Sebagian besar peserta merupakan imam yang dibentuk di 37 seminari misioner diosesan Redemptoris Mater yang tersebar di Amerika Utara, Amerika Tengah, dan Amerika Selatan, mulai dari Vancouver di Kanada hingga Kota Meksiko, serta Belém di Brasil yang memiliki misi khusus dalam evangelisasi wilayah Amazon.
Pada Jumat malam, 19 Juni, para imam dijadwalkan menghadiri pertunjukan karya simfoni ciptaan Kiko Argüello di lapangan depan Basilika Rumah Kudus Loreto (Basilica of the Holy House of Loreto).
Selanjutnya, mulai Sabtu, mereka akan berangkat berpasangan untuk menjalani pengalaman misioner selama empat hari di berbagai wilayah Italia. Dalam misi tersebut, mereka akan mewartakan Injil tanpa membawa uang, sebagai bentuk kepercayaan penuh kepada penyelenggaraan Allah.
Pengalaman Iman yang Mendalam
Rektor Seminari Redemptoris Mater Newark, Monsinyur Renato Grasselli, mengatakan bahwa kegiatan misioner tersebut merupakan pengalaman iman yang sangat penting dan telah dijalani oleh banyak imam sejak masa pembentukan mereka di seminari.
Menurutnya, hingga saat ini sebanyak 130 imam yang dibentuk di Seminari Newark telah ditahbiskan.
Dari jumlah tersebut, sekitar 45 persen menjalankan tugas misioner di berbagai wilayah Amerika Serikat maupun negara-negara lain di dunia.

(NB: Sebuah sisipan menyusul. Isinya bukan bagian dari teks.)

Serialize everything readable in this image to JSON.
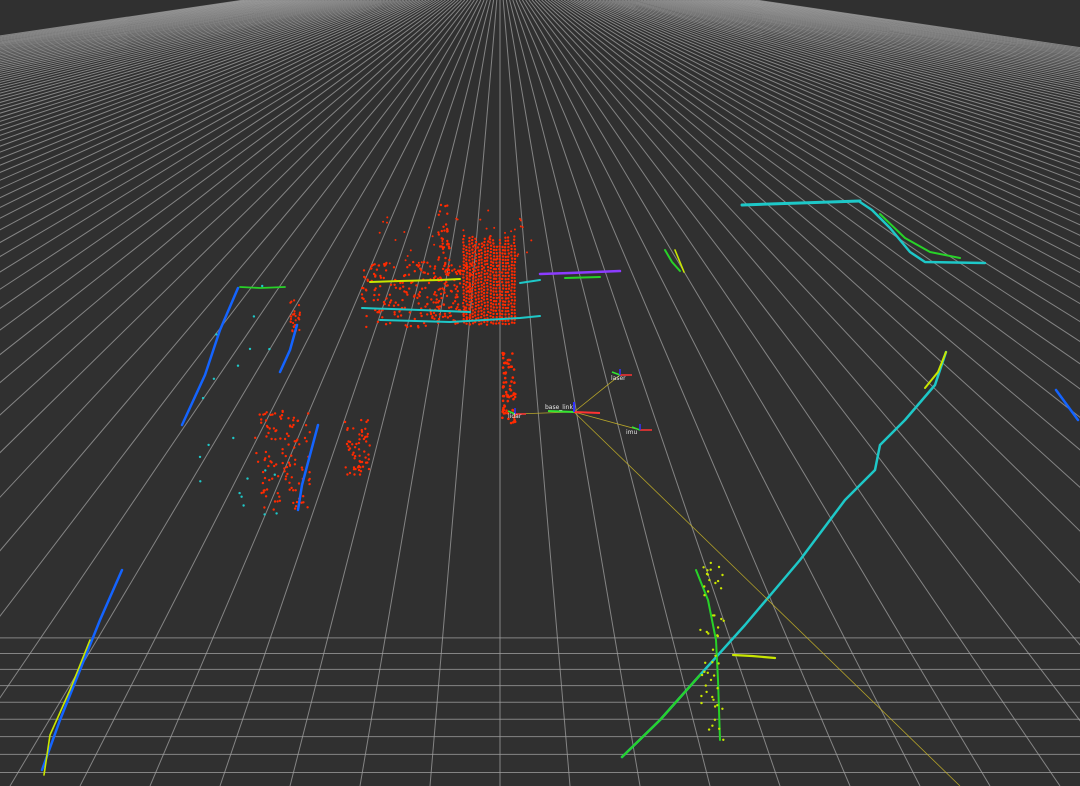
{
  "view": {
    "type": "3d-viewport",
    "background": "#303030",
    "grid_color": "#a0a0a0",
    "grid_visible": true
  },
  "colors": {
    "near": "#ff2a00",
    "yellow": "#c8e600",
    "green": "#28d228",
    "teal": "#1ec8c8",
    "blue": "#1464ff",
    "violet": "#8c3cff",
    "axis_x": "#ff3232",
    "axis_y": "#32e632",
    "axis_z": "#3232ff",
    "tf_link": "#c8b428"
  },
  "frames": [
    {
      "id": "base",
      "label": "base_link"
    },
    {
      "id": "f1",
      "label": "laser"
    },
    {
      "id": "f2",
      "label": "imu"
    },
    {
      "id": "f3",
      "label": "lidar"
    }
  ]
}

Sementara itu, sisanya melayani dalam karya pastoral di keuskupan agung masing-masing.
Mgr Grasselli juga mengungkapkan kegembiraannya karena para imam dari kawasan Amerika yang mengikuti kegiatan ini dijadwalkan menghadiri Audiensi Umum Paus pada Rabu mendatang setelah menyelesaikan tugas evangelisasi mereka.
Menemukan Penyelenggaraan Allah
Merefleksikan makna kegiatan tersebut, Mgr Grasselli menggambarkan pengalaman misioner itu sebagai perjumpaan nyata dengan Penyelenggaraan Ilahi.
Menurutnya, ketika para imam berangkat tanpa membawa bekal materi dan hanya mengandalkan iman, mereka dapat mengalami secara konkret bagaimana Allah menyertai dan menopang orang-orang yang menaruh kepercayaan penuh kepada-Nya dalam pewartaan Injil.
Ia menegaskan bahwa pengalaman tersebut membantu para imam menyadari bahwa Allah senantiasa hadir dan bekerja melalui berbagai cara yang sering kali tidak terduga, terutama ketika seseorang melangkah dalam iman dan menyerahkan diri sepenuhnya kepada kehendak-Nya.